Fundado en 1770 al noroeste de la rada capitalina, el complejo de fortalezas militares Morro – Cabaña acoge varias de las exposiciones, mientras galerías, museos y otros espacios llevan el arte hasta multiples puntos de la más heterogénea ciudad cubana.
Entre las exposiciones integradas a la X Bienal Internacional de Artes Plásticas está “Punto de Encuentro”, proyecto que reune las experiencias de la Brigada Artística “Martha Machado” fundada por Alexis Leyva Machado.
Entre los artistas foráneos se halla el japonés Tatsuo Miyojina, el británico Peter Nadin, el iraní Shirin Neshart, la surafricana Jane Alexandr y los rusos Vladimir Fridkes y Lev Evzovich, entre otros.
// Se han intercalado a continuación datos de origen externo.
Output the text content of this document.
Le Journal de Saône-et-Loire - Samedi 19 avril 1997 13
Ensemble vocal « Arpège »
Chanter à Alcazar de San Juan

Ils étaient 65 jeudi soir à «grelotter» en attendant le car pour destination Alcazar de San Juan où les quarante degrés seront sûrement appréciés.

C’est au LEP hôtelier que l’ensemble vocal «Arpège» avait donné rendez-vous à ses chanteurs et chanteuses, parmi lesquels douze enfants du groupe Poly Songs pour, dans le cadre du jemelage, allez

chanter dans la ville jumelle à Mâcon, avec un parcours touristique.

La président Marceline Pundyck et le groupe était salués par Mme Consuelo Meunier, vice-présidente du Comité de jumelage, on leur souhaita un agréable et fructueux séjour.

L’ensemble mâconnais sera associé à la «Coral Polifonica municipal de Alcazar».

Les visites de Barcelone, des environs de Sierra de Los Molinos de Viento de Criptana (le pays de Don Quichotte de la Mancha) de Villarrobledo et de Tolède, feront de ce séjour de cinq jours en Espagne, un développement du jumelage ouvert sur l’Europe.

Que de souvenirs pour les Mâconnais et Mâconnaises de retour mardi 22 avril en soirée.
También la venezolana Mariana Bunimov, la brasileña Patricia Gerber, el chino Cai Guo-Quian y el carioca Flaminio Jallageas, el uruguayo Luis Camnitzer, el puertorriqueño Antonio Martorell, el argentino León Ferrari, la japonesa Setsuko Ono, y el francocanadiense Hervé Fischer.
La Bienal se extenderá hasta el 30 de abril en varias sedes capitalinas y se propone crear un puente de confrontación y reflexión sobre el quehacer de la plástica en el mundo.